À l’étage, les pièces de l’exposition se frottent aux collections ,voire s’y perdent un peu. Un livret consistant, mis à la disposition du visiteur, lui permet cependant de se retrouver, alors que, disséminés, les quinze poufs de Roderick Buchanan (Deadweight, 2000) offrent des stations de repos au visiteur. Surtout, les corps abandonnés des poufs, outre qu’ils reprennent le poids des quinze champions auxquels ils sont dédiés, évoquent texte à l’appui les grands combats perdus de l’histoire de la boxe. Car loin de la seule logique de la victoire, c’est plus la tension, souvent métaphorique, du combat qui apparaît en creux. Ainsi de ces pièces qui mettent en scène des femmes boxeuses, pour l’une luttant contre elle-même (Vib eke Tandberg), les autres manifestant la domination masculine et les représentations de la différence des genres (Salla Tykkä, Zuzanna Janin, et, au travers d’un personnage de film, Donatella Bernardi). On notera par ailleurs que la publication associée à l’exposition voit la sociologue Christine Mennesson analyser de quelle façon « la boxe offre un cadre dramaturgique propre à susciter l’intérêt d’artistes interrogeant la dimension conflictuelle de l’existence humaine ».  Les instruments du boxeur ont leur place : ainsi des sacs de frappe de Monica De Miranda, ironiquement féminisés de paillettes et de broderies, ou de celui, rigidifié, d’Aurélie Godard, se révèlant de bois. Fabrice Gygi joue aussi avec les attributs du sportif. Et quand Nicolas Chardon, par un geste adroitement destructeur, brise le panneau peint ou que Steven Parrino semble arracher la toile de son châssis, c’est l’atelier qui devient ring et le travail de l’artiste un combat. Esthétisée mais sûrement pas sublimée, la violence affleure dans la vidéo de Stephen Dean, faisant de la palette de couleurs un absurde « demolition derby » américain où des automobiles s’affrontent jusqu’à leur ruine. Ou encore dans les typographies faites de marques de paint-ball de Jocelyn Cottencin. Le troublant film de Jean-Charles Hue sur les combats de chiens et leurs éleveurs, ou les photographies de catcheurs mexicains d’Yves Trémorin, extraites d’un ensemble, La Derivada Mexicana, exposé à Brest et bientôt au Musée de Rennes, élargissent le territoire géographique du sport, confirmant la dimension anthropologique du sport, de l’art, et du sport dans l’art. 

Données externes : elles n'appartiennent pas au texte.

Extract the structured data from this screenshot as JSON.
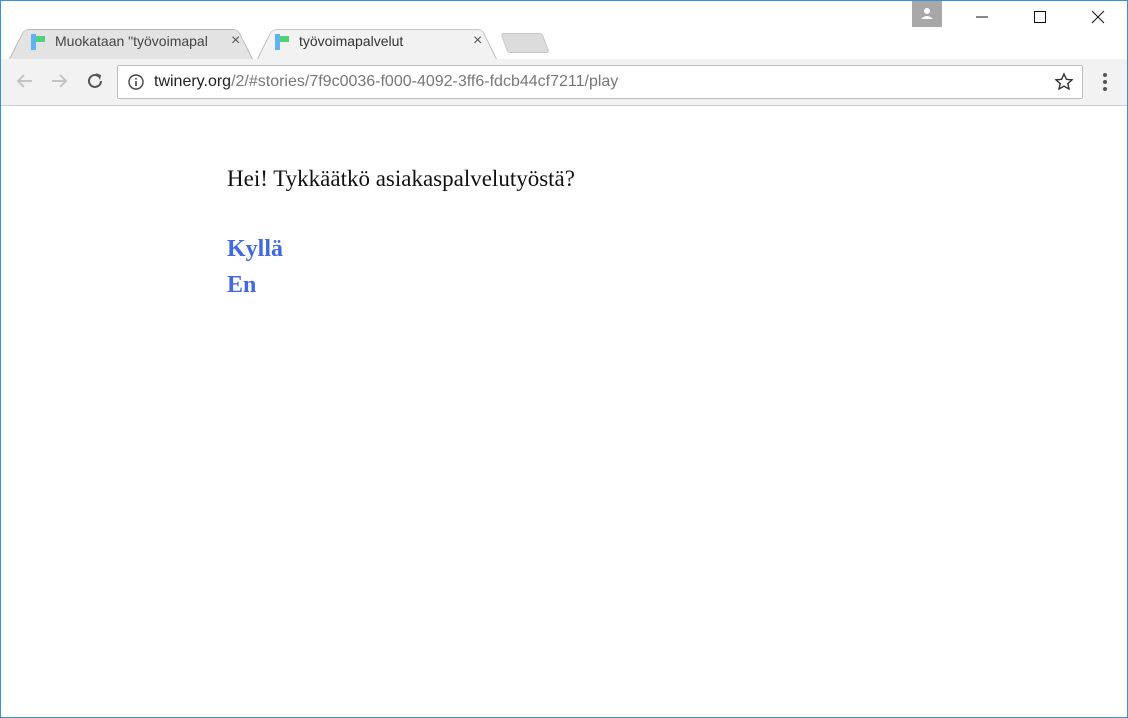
{
  "tabs": [
    {
      "title": "Muokataan \"työvoimapal",
      "state": "inactive"
    },
    {
      "title": "työvoimapalvelut",
      "state": "active"
    }
  ],
  "tab_close_glyph": "×",
  "window_controls": {
    "minimize": "—",
    "maximize": "☐",
    "close": "✕"
  },
  "toolbar": {
    "back_icon": "back-arrow-icon",
    "forward_icon": "forward-arrow-icon",
    "reload_icon": "reload-icon"
  },
  "address_bar": {
    "host": "twinery.org",
    "path": "/2/#stories/7f9c0036-f000-4092-3ff6-fdcb44cf7211/play"
  },
  "story": {
    "passage_text": "Hei! Tykkäätkö asiakaspalvelutyöstä?",
    "links": [
      "Kyllä",
      "En"
    ]
  },
  "colors": {
    "link": "#4169e1",
    "window_border": "#3a8fd9",
    "toolbar_bg": "#f2f2f2"
  }
}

L’ART EST UN SPORT DE COMBAT

Jusqu’au 18 septembre, Musée des beaux-arts, 25, rue Richelieu, 62100 Calais, tlj sauf lundi et jf, du mardi au samedi 10h-12h et 14h-18h, dimanche 14h-18h, tél. 03 21 46 48 40, www.musee.calais.fr

Catalogue, coédition Analogues, Arles/Musée de Calais, 128 p., 24 €, ISBN 978-2-35864-025-1. Lire aussi Jean-Marc Huitorel, La beauté du geste, 2005, Éditions du Regard, 250 p., 19 €, ISBN 2-84105-189-7.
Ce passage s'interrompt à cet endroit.